Pour cela, je pense que le DSI est l’acteur légitime pour organiser, conseiller et fédérer les métiers, quitte à s’appuyer sur des ressources extérieures (consultants en éthique, juristes spécialisés, etc.). C’est aussi belle opportunité de réaffirmer son rôle stratégique dans l’entreprise, au-delà de la technique. Il ne doit pas hésiter à se documenter sur les questions éthiques et à valoriser ces réflexions dans son Comex. Et ne pas avoir peur de la « lenteur » apparente des débats. C’est, paradoxalement, ce qui la rendra plus robuste et plus crédible face aux changements incessants. 

Propos recueillis par FRANÇOIS JEANNE
Photos MAŸLIS DEVAUX

Parcours de
Giada Pistilli

Poste actuel :
Principal ethicist chez Hugging Face Expériences précédentes

Chercheuse associée au laboratoire Sciences, Normes, Démocratie (Sorbonne Université et CNRS)

Co-chair Ethical and Legal Scholarship du collectif BigScience (production du LLM multilingue BLOOM)

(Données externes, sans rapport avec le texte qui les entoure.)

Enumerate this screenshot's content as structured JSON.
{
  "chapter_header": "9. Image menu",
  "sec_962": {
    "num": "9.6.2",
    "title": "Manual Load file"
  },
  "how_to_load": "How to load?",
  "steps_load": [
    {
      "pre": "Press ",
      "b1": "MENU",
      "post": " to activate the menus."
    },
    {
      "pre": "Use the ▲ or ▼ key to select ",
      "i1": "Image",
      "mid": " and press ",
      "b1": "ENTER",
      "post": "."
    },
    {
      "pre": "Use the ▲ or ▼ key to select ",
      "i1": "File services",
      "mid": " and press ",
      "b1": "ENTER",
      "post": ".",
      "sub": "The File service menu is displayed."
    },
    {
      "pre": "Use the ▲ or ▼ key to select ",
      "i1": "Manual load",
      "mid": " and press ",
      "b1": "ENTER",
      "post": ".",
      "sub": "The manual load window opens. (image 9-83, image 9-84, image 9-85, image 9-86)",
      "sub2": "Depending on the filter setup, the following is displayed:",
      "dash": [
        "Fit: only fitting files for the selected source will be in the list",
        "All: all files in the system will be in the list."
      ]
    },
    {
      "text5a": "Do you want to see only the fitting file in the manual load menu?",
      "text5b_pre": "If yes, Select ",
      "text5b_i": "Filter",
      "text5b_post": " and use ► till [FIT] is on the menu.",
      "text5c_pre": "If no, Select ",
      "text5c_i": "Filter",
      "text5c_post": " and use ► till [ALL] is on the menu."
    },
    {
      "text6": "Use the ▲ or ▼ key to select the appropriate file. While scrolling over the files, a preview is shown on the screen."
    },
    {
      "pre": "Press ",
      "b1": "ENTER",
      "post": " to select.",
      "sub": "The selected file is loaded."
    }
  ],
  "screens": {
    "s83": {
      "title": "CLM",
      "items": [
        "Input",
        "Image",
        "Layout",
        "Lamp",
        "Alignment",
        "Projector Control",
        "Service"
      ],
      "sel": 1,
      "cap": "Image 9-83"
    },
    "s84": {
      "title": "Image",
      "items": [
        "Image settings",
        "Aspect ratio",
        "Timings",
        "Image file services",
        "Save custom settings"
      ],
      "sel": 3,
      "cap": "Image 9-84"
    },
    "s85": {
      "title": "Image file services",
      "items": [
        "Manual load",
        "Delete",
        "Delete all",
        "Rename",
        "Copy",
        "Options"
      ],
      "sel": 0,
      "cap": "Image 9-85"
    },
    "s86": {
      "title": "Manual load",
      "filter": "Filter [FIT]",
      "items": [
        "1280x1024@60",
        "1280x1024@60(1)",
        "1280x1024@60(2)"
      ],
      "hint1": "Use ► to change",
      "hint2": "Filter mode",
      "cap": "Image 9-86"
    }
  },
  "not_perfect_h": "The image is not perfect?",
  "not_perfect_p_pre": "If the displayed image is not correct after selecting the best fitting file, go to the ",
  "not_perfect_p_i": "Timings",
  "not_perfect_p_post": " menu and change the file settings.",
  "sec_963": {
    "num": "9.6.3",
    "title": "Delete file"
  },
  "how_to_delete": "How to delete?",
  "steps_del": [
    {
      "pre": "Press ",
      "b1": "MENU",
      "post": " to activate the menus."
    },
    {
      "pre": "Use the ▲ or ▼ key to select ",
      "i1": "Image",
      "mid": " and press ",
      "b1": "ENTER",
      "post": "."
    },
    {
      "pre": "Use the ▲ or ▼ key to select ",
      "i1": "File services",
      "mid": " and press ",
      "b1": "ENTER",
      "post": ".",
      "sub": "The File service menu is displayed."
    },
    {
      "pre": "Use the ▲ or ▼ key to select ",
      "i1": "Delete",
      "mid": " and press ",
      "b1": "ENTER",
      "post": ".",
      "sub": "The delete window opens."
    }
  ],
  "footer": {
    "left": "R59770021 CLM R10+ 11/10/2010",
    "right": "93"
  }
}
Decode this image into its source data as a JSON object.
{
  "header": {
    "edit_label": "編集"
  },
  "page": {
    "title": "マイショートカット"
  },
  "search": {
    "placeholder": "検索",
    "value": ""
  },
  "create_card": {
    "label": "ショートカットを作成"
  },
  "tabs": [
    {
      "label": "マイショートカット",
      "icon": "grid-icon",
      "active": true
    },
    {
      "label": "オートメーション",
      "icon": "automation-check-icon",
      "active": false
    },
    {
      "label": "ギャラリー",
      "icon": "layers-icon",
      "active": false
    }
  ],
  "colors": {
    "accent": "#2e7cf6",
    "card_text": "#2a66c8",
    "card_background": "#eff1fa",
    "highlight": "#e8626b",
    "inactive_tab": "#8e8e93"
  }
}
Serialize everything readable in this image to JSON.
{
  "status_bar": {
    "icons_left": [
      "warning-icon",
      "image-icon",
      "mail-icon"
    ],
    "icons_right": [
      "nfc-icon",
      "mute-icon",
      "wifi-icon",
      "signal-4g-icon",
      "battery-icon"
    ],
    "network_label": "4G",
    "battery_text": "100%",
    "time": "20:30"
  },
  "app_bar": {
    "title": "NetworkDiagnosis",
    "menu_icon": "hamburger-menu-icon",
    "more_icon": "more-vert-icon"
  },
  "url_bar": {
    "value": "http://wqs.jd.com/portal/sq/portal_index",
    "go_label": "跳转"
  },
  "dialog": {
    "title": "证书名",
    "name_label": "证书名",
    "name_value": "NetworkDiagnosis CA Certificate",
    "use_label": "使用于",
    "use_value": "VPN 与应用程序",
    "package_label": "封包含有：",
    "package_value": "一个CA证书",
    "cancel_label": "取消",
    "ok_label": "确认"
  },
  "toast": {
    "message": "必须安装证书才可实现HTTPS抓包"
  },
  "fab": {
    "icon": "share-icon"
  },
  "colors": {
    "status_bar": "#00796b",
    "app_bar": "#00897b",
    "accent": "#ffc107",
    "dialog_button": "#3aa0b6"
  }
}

Participation à l’élaboration de chartes et de dossiers sur les droits humains pour des instances européennes (Parlement européen à Bruxelles)
–*–
FORMATION
Master en éthique et philosophie politique à l’Université de la Sorbonne Doctorat en philosophie (Sorbonne Université, laboratoire Sciences, Normes, Démocratie, en partenariat avec le CNRS).
Titre de la thèse : Pour une éthique de l’intelligence artificielle conversationnelle.